Rachael, 44, who grew up in Beeston and now lives in Leeds city centre, led the partnership's response to shielding the most vulnerable in the first wave, supporting thousands of residents and enabling the system to work to get food, medicine and emotional support.
She worked across both the region and government departments in national discussions to improve the programme and support local authorities.
Through her work to set up the shielding programme in Leeds, covering 54,000 residents, she pulled together partners across NHS, community and local government and ensured food, medicine and emotional support was provided.
Rachel said: "I’m genuinely astonished that my name was put forward and at the same time I’m immensely proud that the work I have lead on has been recognised in this way.

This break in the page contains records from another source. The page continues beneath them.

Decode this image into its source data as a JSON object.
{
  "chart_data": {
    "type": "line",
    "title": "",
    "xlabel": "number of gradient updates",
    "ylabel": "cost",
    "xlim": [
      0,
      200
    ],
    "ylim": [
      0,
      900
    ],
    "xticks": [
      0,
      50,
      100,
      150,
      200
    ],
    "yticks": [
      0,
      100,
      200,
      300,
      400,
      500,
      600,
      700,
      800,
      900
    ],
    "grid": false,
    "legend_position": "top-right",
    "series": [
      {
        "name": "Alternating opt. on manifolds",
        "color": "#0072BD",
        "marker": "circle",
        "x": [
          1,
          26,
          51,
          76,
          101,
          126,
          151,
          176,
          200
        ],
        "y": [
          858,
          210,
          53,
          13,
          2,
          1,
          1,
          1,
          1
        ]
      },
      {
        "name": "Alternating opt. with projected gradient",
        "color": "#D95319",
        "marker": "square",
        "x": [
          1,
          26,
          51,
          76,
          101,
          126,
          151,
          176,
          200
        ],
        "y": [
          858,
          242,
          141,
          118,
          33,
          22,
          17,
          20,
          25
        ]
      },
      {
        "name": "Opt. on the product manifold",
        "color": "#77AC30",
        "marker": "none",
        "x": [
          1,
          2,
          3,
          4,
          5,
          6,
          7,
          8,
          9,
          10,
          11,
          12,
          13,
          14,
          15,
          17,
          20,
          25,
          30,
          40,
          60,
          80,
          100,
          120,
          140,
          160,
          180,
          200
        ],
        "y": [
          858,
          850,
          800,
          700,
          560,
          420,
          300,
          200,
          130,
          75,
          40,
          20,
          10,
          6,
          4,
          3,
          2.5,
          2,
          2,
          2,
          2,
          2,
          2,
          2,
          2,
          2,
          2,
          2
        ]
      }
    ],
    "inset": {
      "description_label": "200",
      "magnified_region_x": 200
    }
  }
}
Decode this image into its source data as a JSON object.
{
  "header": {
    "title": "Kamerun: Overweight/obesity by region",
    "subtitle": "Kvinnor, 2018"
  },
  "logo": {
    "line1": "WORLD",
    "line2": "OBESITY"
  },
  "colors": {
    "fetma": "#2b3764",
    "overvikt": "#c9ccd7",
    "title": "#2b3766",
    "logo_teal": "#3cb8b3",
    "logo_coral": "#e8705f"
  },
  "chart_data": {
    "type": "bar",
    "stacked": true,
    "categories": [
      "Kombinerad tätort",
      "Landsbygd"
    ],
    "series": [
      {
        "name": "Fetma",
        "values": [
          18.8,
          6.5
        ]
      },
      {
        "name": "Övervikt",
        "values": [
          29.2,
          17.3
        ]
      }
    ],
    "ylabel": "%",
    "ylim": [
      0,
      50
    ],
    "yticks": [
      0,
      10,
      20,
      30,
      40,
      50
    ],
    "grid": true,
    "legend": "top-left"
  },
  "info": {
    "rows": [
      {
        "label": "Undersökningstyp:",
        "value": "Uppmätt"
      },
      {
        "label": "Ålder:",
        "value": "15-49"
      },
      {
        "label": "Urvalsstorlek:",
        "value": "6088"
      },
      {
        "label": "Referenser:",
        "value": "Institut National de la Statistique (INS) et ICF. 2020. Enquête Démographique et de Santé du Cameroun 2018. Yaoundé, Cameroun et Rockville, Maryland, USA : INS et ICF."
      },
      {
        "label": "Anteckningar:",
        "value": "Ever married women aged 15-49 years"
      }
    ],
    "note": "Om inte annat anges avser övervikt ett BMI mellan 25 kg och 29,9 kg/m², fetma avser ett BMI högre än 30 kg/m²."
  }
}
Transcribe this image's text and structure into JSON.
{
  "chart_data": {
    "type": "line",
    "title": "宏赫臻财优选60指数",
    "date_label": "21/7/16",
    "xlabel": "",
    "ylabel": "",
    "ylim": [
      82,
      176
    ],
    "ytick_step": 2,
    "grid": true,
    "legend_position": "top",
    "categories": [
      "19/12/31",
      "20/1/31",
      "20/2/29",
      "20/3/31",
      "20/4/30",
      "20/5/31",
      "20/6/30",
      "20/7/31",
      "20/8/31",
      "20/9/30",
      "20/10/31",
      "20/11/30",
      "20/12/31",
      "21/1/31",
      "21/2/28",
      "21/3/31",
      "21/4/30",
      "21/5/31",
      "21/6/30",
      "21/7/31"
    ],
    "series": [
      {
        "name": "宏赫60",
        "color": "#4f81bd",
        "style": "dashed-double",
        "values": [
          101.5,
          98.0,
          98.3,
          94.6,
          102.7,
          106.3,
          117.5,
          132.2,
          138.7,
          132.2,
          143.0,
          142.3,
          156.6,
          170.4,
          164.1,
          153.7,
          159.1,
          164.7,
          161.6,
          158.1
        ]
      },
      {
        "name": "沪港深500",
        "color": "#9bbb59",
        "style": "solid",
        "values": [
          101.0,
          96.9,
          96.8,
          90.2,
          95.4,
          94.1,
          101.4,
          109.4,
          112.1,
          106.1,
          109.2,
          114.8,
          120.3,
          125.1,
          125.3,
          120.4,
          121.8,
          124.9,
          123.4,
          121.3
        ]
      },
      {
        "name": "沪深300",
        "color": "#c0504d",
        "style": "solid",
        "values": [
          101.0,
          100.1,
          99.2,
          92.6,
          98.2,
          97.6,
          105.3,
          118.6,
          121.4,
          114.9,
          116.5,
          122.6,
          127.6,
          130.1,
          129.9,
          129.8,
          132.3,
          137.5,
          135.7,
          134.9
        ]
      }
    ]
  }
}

"Getting a medal is amazing - but the real privilege is having seen first hand the extraordinary efforts that my team, my colleagues in the West Yorkshire Councils and NHS, volunteers and workers in communities have been willing to go to, to make sure that people were protected and supported during the pandemic.”
Rachael has worked on community programmes for many years, both in the Leeds Irish community and supporting vulnerable groups such as gypsies and travellers and refugees and asylum seekers.
For 10 years this was managing a number of programmes in Leeds City Council.
She has also led the Bloomberg Cities of Service programme in Kirklees.
Her current role is head of regional health partnerships, working to improve health and care across the West Yorkshire area.
Rachael is the Chair of Leeds Irish Health and Homes and on the board of Together for Peace.